Face à ce vide et à cette violence, dont Varlam Chalamov avait, à partir de son expérience concentrationnaire, compris qu'elle gangrénerait toute la société soviétique, donc en premier lieu la Russie, peu de refuges existent : le dessin et la littérature, mais aussi la conservation de quelques valeurs essentielles, en premier lieu l'hospitalité, qui n'est pas un vain mot en Russie et dans l'ensemble de l'ex-URSS. De plus, face aux « avancées » de la perestroïka ou post-soviétiques, il reste un respect du labeur et de la bonté en vigueur au temps du soviétisme triomphant, quitte à fermer les yeux sur la corruption ou le détournement de matériel, endémiques, mais finalement moindres maux face à la déshumanisation de la société. À cet égard, ce passage de Dernières nouvelles du bourbier comporte plusieurs niveaux de lecture : « Si le vol est une mauvaise chose, et qu'en même temps on ne peut pas se débrouiller sans y avoir recours, quelle est la solution ? demande le Président aux ministres. - Légaliser le vol ! - Le soumettre à un contrôle sévère ! - Décréter par oukaze qu'il faut voler de façon moins intensive ! ». Ikonnikov ne condamne rien, il présente un état des lieux du bourbier et le questionne.

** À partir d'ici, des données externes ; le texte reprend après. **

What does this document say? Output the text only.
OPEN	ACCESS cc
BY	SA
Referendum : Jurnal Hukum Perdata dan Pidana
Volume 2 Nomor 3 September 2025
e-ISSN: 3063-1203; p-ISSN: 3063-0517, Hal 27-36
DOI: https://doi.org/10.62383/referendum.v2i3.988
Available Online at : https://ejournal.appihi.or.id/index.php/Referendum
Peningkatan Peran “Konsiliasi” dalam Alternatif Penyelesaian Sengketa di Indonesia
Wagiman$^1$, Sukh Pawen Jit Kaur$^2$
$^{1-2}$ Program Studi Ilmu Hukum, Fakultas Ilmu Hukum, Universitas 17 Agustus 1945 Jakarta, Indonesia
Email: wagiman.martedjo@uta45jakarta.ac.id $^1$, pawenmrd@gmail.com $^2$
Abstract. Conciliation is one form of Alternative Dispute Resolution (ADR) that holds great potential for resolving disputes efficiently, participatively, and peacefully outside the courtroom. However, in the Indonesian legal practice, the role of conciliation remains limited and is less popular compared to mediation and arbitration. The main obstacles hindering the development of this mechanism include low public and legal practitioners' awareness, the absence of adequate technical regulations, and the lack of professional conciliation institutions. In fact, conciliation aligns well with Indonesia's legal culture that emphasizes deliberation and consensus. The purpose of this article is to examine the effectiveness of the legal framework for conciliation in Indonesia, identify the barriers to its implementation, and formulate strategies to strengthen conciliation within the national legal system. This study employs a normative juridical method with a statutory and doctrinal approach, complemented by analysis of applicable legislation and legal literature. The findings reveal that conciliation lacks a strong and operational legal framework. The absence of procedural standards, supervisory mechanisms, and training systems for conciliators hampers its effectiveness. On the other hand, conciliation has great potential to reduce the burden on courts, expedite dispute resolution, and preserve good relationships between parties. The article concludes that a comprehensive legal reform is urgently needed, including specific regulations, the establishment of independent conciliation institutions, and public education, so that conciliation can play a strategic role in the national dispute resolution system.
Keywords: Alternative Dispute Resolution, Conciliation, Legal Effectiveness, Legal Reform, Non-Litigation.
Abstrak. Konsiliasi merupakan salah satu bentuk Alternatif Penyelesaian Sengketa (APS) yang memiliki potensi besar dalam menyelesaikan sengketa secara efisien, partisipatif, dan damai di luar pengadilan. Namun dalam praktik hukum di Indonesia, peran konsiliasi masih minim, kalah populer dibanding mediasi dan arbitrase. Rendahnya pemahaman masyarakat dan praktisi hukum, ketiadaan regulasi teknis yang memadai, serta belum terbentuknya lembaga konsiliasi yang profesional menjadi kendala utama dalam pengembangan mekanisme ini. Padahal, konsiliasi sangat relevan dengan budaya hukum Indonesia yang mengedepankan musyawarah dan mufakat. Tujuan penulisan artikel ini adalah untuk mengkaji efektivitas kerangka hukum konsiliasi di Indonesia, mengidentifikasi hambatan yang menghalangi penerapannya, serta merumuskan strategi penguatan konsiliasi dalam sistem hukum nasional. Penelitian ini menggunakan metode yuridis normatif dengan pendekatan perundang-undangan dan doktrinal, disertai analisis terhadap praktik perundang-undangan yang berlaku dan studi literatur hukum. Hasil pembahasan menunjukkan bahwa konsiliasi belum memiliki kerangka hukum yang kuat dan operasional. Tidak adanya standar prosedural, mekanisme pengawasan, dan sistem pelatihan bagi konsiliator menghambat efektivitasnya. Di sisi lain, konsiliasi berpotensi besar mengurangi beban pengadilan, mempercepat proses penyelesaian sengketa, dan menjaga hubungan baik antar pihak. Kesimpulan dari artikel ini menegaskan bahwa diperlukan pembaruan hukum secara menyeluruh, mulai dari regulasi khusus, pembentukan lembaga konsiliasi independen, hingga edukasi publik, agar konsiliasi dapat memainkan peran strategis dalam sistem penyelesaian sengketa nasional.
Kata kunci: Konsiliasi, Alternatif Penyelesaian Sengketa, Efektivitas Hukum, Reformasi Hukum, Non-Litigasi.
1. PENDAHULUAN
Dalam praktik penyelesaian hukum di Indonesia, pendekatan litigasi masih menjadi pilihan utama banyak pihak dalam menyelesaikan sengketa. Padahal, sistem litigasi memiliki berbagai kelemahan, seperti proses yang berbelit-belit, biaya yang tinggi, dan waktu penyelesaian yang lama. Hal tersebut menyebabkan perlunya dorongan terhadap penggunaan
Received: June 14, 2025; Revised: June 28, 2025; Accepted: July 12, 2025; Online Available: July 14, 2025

De même, les résidus soviétiques comme le défilé du premier mai, le Komsomol (dans Racailles), les kolkhozes/sovkhozes ou encore « la représentante d'une profession héroïque, la vendeuse de tickets [dans les transports en commun] » (dans Dernières nouvelles du bourbier), s'ils n'apportent rien de très positif, ont au moins le mérite de maintenir quelques liens humains. À cet égard, il est significatif qu'aucune célébration russe ne réussisse à supplanter le 9 mai, commémorant la victoire lors de la « Grande guerre patriotique », c'est-à-dire avant tout une célébration soviétique, également très suivie en Ukraine notamment.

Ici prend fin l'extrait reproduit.